DelayFetch的主要字段如下:
class DelayedFetch(
// 延迟操作的延迟时长
delayMs: Long,
// 为FetchRequest中所有相关分区记录了相关状态,主要用来判断DelayedProduce是否满足执行条件
fetchMetadata: FetchMetadata,
replicaManager: ReplicaManager,
// 满足条件或者到期执行时,在onComplete方法中调用回调函数,其主要功能是创建FetchResponse并添加到RequestChannels中对应的responseQueue中
responseCallback: Map[TopicAndPartition, FetchResponsePartitionData] => Unit)
extends DelayedOperation(delayMs) {}
delayedFetch.tryComplete方法主要检测是否满足elayedFetch,并在满足时执行forceComplete调用forceComplete方法。判断条件有四条之一即满足:
/**
* The operation can be completed if:
*
* Case A: This broker is no longer the leader for some partitions it tries to fetch
* Case B: This broker does not know of some partitions it tries to fetch
* Case C: The fetch offset locates not on the last segment of the log
* Case D: The accumulated bytes from all the fetching partitions exceeds the minimum bytes
*
* Upon completion, should return whatever data is available for each valid partition
*/
override def tryComplete() : Boolean = {
var accumulatedSize = 0
// 遍历fetchMetadata中所有Partition的状态
fetchMetadata.fetchPartitionStatus.foreach {
case (topicAndPartition, fetchStatus) =>
// 获取前面读取log时的结束位置
val fetchOffset = fetchStatus.startOffsetMetadata
try {
if (fetchOffset != LogOffsetMetadata.UnknownOffsetMetadata) {
// 查找分区的leader副本,如果找不到就抛异常
val replica = replicaManager.getLeaderReplicaIfLocal(topicAndPartition.topic, topicAndPartition.partition)
// 根据FetchRequest请求的来源设置能读取的最大offset值。消费者对应的endOffset是HW,而Follower副本对应的endOffset是LEO
val endOffset =
if (fetchMetadata.fetchOnlyCommitted)
replica.highWatermark
else
replica.logEndOffset
// Go directly to the check for Case D if the message offsets are the same. If the log segment
// has just rolled, then the high watermark offset will remain the same but be on the old segment,
// which would incorrectly be seen as an instance of Case C.
// 检查上次读取后endOffset是否发生变化。

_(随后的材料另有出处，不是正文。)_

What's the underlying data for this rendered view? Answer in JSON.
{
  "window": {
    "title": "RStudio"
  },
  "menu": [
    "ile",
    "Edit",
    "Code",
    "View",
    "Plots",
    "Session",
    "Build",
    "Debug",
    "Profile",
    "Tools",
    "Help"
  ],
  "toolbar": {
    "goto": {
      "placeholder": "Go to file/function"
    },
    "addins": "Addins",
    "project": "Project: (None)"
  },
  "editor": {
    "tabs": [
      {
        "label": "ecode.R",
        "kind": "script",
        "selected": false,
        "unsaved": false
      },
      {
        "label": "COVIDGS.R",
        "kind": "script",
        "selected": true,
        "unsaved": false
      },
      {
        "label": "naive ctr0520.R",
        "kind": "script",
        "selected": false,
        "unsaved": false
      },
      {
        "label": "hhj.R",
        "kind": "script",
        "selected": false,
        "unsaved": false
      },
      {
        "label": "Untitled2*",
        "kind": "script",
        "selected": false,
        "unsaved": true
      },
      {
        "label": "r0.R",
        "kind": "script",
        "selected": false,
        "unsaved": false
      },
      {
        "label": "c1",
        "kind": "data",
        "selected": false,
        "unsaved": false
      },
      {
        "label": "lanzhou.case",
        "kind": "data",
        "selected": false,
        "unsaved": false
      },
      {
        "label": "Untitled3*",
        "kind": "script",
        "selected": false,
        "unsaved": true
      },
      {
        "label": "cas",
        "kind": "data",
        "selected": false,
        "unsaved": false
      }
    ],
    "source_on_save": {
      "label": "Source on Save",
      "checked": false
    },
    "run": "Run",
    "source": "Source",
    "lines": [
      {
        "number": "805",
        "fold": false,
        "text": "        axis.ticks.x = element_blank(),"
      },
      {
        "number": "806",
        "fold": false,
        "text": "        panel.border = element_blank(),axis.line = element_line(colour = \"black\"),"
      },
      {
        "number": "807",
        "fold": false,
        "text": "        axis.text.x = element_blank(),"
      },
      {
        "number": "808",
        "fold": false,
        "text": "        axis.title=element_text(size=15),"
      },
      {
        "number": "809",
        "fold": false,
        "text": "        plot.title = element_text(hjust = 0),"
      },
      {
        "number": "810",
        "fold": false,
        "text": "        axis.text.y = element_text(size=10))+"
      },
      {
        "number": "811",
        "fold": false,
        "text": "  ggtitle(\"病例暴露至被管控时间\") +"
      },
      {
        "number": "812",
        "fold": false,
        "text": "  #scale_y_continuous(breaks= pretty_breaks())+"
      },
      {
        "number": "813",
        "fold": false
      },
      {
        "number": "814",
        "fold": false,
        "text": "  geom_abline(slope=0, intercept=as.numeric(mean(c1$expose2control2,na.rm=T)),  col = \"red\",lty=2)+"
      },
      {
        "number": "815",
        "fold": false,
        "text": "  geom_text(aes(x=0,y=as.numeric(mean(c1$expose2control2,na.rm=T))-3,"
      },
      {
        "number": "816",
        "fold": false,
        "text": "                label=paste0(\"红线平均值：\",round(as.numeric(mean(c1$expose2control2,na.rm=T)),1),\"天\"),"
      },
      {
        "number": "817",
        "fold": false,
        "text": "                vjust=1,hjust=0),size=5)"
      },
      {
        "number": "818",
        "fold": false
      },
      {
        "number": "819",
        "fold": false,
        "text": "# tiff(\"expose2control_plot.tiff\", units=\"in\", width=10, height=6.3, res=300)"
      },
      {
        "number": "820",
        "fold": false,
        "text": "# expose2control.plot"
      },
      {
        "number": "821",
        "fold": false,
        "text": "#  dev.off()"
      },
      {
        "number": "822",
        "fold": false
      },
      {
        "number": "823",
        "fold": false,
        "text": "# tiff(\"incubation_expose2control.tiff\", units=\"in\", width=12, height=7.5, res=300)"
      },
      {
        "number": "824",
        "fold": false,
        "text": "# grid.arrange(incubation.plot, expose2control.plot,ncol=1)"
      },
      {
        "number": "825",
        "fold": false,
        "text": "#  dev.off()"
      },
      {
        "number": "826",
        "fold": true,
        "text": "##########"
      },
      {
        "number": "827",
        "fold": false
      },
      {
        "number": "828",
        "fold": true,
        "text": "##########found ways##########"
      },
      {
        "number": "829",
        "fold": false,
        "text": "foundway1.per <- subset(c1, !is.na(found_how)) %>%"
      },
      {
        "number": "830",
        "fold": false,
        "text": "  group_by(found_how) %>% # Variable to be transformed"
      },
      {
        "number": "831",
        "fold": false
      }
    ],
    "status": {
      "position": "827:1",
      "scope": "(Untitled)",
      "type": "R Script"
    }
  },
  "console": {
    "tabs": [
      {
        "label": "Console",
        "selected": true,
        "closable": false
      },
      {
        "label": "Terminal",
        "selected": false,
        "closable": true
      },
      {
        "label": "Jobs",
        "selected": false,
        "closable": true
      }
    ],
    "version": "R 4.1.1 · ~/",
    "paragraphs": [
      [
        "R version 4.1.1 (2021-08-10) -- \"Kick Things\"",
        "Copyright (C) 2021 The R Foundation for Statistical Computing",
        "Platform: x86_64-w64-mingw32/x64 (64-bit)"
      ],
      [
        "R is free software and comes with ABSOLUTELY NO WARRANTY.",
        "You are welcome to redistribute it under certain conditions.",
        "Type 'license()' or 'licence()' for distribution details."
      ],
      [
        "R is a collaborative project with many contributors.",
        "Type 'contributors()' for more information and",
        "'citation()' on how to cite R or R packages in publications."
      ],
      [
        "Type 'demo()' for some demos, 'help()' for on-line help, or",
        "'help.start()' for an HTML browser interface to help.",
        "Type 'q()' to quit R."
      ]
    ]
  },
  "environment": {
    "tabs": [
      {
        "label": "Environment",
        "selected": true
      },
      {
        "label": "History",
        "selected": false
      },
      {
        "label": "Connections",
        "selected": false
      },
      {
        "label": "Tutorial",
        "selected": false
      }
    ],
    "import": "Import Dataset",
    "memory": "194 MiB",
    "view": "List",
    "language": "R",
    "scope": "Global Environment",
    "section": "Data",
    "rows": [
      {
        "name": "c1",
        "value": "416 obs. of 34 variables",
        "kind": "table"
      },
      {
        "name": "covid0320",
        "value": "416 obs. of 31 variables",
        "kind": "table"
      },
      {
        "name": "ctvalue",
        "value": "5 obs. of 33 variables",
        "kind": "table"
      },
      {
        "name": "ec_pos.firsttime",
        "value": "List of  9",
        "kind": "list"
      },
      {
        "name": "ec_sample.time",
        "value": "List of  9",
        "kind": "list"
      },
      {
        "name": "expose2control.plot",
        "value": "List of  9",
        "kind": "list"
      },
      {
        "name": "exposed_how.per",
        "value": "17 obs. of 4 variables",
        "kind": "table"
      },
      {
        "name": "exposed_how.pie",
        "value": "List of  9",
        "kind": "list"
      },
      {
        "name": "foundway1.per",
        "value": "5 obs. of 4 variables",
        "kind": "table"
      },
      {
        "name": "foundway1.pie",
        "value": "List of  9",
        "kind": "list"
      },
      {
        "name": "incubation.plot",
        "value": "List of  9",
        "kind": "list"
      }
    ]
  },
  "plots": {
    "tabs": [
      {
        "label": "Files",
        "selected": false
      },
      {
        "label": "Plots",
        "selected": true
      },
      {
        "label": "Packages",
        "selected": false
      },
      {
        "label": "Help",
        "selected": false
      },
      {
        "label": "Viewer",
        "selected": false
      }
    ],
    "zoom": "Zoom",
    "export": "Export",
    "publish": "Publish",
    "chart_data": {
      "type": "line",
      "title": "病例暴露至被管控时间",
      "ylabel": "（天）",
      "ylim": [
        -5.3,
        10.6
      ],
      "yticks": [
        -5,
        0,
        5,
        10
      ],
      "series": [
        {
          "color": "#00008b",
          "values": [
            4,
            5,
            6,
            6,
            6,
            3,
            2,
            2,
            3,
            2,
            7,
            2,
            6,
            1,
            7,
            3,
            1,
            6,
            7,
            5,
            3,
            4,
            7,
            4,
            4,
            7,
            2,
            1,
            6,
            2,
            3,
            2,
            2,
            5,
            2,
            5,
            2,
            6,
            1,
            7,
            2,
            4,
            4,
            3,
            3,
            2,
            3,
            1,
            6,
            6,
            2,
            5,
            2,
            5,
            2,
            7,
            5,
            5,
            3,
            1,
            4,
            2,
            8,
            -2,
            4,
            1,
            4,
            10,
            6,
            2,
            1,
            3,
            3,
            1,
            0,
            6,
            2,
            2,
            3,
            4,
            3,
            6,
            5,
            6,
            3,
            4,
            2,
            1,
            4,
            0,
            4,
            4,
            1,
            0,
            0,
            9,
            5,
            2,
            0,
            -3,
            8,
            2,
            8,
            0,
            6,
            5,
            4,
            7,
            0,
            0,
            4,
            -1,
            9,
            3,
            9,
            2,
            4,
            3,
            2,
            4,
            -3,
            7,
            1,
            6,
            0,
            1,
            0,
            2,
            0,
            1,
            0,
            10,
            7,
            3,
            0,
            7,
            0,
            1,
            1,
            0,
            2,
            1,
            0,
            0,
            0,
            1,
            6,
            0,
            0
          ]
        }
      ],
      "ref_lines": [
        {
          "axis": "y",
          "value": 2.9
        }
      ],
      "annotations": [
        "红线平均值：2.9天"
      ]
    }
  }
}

如果没改变,之前读不到足够的数据现在还是读不到,即任务条件依然不满足;如果变了则继续下面的检查
if (endOffset.messageOffset != fetchOffset.messageOffset) {
// 条件一:开始读取的offset不在activeSegment中
if (endOffset.onOlderSegment(fetchOffset)) {// 可能是发生了Log截断
// Case C, this can happen when the new fetch operation is on a truncated leader
debug("Satisfying fetch %s since it is fetching later segments of partition %s.".format(fetchMetadata, topicAndPartition))
return forceComplete()
} else if (fetchOffset.onOlderSegment(endOffset)) { // fetchOffset虽然在endOffset之前,但是产生了新的activeSegment,fetchOffset在旧的logSegments,而endOffset在新的logSegments
// Case C, this can happen when the fetch operation is falling behind the current segment
// or the partition has just rolled a new segment
debug("Satisfying fetch %s immediately since it is fetching older segments.".format(fetchMetadata))
return forceComplete()
} else if (fetchOffset.messageOffset < endOffset.messageOffset) {
// we need take the partition fetch size as upper bound when accumulating the bytes
// 开始读取的offset和endOffset在同一个activeSegment中,切endOffsets向后移动,那就尝试计算累计的字节数
accumulatedSize += math.min(endOffset.positionDiff(fetchOffset), fetchStatus.fetchInfo.fetchSize)
}
}
}
} catch {
case utpe: UnknownTopicOrPartitionException => // Case B 当前broker找不到需要读取数据的分区副本
debug("Broker no longer know of %s, satisfy %s immediately".format(topicAndPartition, fetchMetadata))
return forceComplete()
case nle: NotLeaderForPartitionException => // Case A 发生leader副本迁移
debug("Broker is no longer the leader of %s, satisfy %s immediately".format(topicAndPartition, fetchMetadata))
return forceComplete()
}
}
// Case D 累计读取字节数超过最小字节数限制
if (accumulatedSize >= fetchMetadata.fetchMinBytes)
forceComplete()
else
false
}
DelayedFetch.onComplete方法如下:
override def onComplete() {
// 重新从log中读取数据
val logReadResults = replicaManager.readFromLocalLog(fetchMetadata.fetchOnlyLeader,
fetchMetadata.fetchOnlyCommitted,
fetchMetadata.fetchPartitionStatus.mapValues(status => status.fetchInfo))
// 将结果进行封装
val fetchPartitionData = logReadResults.mapValues(result =>
FetchResponsePartitionData(result.errorCode, result.hw, result.info.messageSet))
// 调用回调函数
responseCallback(fetchPartitionData)
}
// the callback for sending a fetch response
def sendResponseCallback(responsePartitionData: Map[TopicAndPartition, FetchResponsePartitionData]) {
val convertedPartitionData =
// Need to down-convert message when consumer only takes magic value 0.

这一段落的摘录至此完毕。